Sustained activation of neuronal N-methly D-aspartate (NMDA)-type glutamate receptors leads to excitotoxic cell death in stroke, trauma, and neurodegenerative disorders. Excitotoxic neuronal death results in part from superoxide produced by neuronal NADPH oxidase (NOX2), but how NMDA receptors are coupled to neuronal NOX2 activation is not well understood. Here, we identify a signaling pathway coupling NMDA receptor activation to NOX2 activation in primary neuron cultures. Calcium influx through the NR2B subunit of NMDA receptors leads to the activation of phosphoinositide 3-kinase (PI3K). Formation of phosphatidylinositol (3,4,5)-triphosphate (PI(3,4,5)P3) by PI3K activates the atypical protein kinase C, PKC zeta (PKCζ), which in turn phosphorylates the p47phox organizing subunit of neuronal NOX2. Calcium influx through NR2B-containing NMDA receptors triggered mitochondrial depolarization, NOX2 activation, superoxide formation, and cell death. However, equivalent magnitude calcium elevations induced by ionomycin did not induce NOX2 activation or neuronal death, despite causing mitochondrial depolarization. The PI3K inhibitor wortmannin prevented NMDA-induced NOX2 activation and cell death, without preventing cell swelling, calcium elevation, or mitochondrial depolarization. The effects of wortmannin were circumvented by exogenous supply of the PI3K product, PI(3,4,5)P3, and by transfection with protein kinase M, a constitutively active form of PKCζ. These findings demonstrate that superoxide formation and excitotoxic neuronal death can be dissociated from mitochondrial depolarization, and identify a novel role for PI3K in this cell death pathway. Perturbations in this pathway may either increase or decrease superoxide production in response to NMDA receptor activation, and may thereby impact neurological disorders, in which excitotoxicity is a contributing factor.

Highlights

  • NOX2 is the isoform of NADPH oxidase most abundantly expressed by brain neurons.[19]
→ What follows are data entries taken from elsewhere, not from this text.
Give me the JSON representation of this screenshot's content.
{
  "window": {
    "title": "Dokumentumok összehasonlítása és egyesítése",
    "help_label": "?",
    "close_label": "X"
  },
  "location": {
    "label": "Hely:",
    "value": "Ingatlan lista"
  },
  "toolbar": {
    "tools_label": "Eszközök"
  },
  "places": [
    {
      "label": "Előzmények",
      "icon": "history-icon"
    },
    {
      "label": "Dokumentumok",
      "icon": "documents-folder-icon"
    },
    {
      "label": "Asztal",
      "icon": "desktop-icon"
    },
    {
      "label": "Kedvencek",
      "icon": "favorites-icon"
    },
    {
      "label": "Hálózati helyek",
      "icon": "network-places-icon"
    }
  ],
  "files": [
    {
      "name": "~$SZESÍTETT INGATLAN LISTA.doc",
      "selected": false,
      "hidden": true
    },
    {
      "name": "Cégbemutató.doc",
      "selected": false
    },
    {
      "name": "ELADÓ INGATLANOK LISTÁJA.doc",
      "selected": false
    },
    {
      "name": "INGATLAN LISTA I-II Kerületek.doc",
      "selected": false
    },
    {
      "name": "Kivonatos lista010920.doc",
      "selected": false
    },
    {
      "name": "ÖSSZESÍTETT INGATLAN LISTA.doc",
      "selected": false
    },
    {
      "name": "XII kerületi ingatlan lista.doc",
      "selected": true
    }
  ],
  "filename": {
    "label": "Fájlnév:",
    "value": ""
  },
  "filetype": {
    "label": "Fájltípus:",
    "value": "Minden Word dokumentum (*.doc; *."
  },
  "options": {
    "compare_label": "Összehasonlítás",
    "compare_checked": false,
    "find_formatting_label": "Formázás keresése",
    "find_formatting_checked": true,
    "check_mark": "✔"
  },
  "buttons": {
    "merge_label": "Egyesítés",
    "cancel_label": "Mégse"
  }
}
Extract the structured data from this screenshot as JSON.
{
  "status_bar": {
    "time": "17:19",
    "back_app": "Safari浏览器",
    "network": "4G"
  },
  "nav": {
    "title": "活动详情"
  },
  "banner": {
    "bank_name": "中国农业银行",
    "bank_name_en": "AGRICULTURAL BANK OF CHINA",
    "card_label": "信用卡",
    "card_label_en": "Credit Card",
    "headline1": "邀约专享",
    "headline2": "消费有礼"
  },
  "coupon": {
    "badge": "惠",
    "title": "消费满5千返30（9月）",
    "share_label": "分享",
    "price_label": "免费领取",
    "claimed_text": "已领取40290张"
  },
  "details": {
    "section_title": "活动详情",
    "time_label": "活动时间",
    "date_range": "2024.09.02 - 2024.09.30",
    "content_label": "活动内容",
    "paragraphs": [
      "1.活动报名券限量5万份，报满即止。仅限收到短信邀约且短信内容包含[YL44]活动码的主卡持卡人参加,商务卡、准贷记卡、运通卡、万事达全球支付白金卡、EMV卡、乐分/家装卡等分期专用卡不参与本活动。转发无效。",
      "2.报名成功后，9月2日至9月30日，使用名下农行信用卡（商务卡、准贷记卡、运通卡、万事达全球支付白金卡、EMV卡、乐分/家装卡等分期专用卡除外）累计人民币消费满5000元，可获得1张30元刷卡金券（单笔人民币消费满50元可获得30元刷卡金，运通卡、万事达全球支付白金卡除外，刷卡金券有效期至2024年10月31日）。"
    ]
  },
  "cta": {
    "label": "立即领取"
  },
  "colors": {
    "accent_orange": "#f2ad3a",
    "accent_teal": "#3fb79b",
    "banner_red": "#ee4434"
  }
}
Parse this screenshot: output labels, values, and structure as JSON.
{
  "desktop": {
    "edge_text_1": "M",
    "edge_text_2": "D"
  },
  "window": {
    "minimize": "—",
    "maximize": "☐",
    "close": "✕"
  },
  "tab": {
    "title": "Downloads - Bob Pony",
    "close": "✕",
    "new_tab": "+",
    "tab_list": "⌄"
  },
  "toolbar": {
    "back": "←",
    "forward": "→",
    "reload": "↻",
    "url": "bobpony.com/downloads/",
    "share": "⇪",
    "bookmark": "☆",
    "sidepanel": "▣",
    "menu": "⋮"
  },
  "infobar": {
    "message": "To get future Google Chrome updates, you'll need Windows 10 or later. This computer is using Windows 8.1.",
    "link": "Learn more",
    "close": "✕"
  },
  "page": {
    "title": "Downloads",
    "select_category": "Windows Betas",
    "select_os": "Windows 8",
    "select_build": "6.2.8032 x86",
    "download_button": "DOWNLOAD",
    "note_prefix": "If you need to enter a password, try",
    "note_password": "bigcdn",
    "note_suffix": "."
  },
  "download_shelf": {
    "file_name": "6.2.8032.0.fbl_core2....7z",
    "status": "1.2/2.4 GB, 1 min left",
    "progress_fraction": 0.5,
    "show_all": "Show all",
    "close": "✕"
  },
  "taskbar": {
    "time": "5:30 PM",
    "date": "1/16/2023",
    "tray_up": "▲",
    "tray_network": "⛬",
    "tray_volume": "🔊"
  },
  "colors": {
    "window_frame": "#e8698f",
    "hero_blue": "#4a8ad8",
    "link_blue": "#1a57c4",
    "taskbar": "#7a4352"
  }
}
  • Given that Phosphoinositide 3-kinase (PI3K) activation can be triggered by calcium entry through N-methly D-aspartate (NMDA) receptors,[22,39] we evaluated the role of PI3K in NMDAinduced NOX2 activation

  • Superoxide production is a requisite event in the excitotoxic cell death process triggered by NMDA receptor activation,[6,7,12] and superoxide is a major source of oxidative stress in brain ischemia and other neurological disorders.[16,17,18]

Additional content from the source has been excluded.